Unlike a normal pub quiz, where teams assemble at different tables, this socially distant version had members of some teams competing from multiple locations, forcing them to confer with each other through platforms such as WhatsApp and Facebook Messenger. Also unlike a normal pub quiz, the Corona Arms used its virtual setting to get creative with some of the questions. In one round, the quizmasters acted out famous movie posters and tasked players with naming the film. In another, they lip-synced to famous songs—while on mute to everyone watching—before asking players to name the song and, for a bonus point, the artist.

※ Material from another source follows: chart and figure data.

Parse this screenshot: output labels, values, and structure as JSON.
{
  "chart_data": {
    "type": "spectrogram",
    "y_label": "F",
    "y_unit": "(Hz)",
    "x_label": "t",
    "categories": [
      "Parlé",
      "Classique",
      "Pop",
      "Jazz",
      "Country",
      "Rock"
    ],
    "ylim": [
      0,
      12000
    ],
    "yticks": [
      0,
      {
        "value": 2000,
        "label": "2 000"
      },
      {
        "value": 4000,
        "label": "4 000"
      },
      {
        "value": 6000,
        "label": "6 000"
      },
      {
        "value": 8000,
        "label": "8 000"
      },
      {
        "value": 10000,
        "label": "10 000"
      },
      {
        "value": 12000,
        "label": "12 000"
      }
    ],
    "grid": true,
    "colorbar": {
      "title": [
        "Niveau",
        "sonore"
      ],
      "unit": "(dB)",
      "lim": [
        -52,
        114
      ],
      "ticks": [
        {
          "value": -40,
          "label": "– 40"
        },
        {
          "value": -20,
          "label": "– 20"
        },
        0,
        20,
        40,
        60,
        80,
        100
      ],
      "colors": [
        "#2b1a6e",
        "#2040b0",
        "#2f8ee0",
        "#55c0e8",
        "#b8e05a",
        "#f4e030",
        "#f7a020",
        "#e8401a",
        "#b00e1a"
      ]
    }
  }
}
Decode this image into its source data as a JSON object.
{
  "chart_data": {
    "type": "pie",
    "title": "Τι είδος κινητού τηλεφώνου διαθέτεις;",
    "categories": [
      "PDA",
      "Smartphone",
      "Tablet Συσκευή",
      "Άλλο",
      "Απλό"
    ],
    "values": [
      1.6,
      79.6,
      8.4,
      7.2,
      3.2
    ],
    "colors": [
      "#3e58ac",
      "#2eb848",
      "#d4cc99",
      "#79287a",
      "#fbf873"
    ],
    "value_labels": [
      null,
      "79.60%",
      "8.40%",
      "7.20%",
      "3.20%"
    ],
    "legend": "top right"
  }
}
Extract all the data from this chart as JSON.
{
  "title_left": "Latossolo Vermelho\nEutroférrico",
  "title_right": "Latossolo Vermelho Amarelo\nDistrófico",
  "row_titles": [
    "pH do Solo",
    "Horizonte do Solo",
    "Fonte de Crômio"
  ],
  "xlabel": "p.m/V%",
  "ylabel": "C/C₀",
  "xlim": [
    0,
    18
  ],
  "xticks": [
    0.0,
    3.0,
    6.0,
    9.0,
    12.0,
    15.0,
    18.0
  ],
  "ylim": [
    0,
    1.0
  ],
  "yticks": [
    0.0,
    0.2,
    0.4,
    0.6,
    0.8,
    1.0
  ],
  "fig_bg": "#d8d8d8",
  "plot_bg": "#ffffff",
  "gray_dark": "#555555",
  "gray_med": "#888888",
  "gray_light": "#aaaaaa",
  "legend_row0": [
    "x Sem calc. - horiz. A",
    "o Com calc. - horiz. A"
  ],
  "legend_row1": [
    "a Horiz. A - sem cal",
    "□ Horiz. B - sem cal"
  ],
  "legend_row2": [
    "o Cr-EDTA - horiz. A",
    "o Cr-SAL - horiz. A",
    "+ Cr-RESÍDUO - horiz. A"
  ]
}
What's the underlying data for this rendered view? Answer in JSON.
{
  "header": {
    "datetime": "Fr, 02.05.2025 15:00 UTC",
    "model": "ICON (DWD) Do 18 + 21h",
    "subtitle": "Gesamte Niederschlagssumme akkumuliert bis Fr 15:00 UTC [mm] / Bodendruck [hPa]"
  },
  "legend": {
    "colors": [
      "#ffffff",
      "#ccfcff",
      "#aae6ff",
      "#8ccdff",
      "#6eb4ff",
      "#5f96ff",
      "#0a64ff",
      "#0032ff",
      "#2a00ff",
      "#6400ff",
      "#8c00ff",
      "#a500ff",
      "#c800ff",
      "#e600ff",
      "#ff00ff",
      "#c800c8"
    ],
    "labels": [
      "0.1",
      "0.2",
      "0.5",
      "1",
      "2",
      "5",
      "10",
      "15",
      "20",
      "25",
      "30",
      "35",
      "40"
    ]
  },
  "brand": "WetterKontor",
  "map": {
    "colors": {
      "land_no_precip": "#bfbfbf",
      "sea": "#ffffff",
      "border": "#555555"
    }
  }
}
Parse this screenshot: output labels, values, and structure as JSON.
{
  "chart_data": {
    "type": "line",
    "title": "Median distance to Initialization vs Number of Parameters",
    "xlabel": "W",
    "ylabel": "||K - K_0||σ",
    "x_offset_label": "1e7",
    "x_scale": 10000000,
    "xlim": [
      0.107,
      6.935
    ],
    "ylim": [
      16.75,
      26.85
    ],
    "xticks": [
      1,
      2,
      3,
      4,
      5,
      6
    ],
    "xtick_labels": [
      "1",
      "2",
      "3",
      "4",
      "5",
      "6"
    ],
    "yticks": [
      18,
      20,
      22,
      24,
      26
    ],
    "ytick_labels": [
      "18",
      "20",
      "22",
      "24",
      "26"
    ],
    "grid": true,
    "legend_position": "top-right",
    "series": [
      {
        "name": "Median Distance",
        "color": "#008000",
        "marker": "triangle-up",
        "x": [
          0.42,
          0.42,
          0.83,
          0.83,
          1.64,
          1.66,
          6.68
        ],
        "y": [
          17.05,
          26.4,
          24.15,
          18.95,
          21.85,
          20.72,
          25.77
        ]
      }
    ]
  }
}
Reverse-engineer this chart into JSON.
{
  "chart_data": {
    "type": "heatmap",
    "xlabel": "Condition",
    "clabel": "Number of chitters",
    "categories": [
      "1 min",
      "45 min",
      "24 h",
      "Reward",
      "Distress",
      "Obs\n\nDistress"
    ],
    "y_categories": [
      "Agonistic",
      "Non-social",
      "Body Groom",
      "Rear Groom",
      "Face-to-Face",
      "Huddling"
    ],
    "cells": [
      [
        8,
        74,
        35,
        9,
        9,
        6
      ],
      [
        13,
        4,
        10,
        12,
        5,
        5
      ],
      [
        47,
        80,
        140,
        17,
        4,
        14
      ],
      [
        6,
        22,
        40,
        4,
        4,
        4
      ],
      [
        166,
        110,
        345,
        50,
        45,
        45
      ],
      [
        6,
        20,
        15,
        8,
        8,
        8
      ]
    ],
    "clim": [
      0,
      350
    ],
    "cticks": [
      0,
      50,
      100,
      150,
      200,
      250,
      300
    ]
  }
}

All of that wasn’t a perfect replacement for the pub quiz, of course. For one, since the quiz depends on participants having access to a phone or laptop, there is no way to police against cheating—something that could be easily called out in a pub-like setting. Both the Covid Arms and the Corona Arms ask their teams to keep track of their own scores, which they are then invited to submit after the game ends for tallying. Virtual quizzes also tend to lack the competitive and jocular atmosphere of a traditional one. Though some platforms allow you to see the other players on your screen, you are rarely allowed to hear them. The lack of jeering and cheering makes it hard to figure out which team is the one to beat. “You can’t replicate the rivalry in the room and the semi-joking resentment toward the smart-ass team in the corner,” Connor said.

For many participants in virtual pub quizzes, however, the point isn’t to replicate what has been lost; it’s about savoring what, even in these most unprecedented of times, can be retained. For the best of quizzes, this means making the questions challenging, but not impossible (no dull questions, Berkmann said, such as “What’s the capital of Peru?”); keeping the competition vibrant, but low stakes (most online pub quizzes don’t have prizes or entry costs, though the Corona Arms does encourage participants to contribute to their weekly fundraiser for select charities); and ensuring that the quiz is fun enough for people to want to come back the following week (even if they probably don’t have much going on at the moment anyway).

But perhaps most importantly for this moment, a good pub quiz must provide a source of levity. As the Corona Arms quiz wound down, with many of the participants choosing to stick around after the quiz had ended to chat with friends and compare scores, it was clear that it had.

“Don’t forget to be kind; stay indoors,” Harry, one of the hosts, said. “And wash your bloody hands!”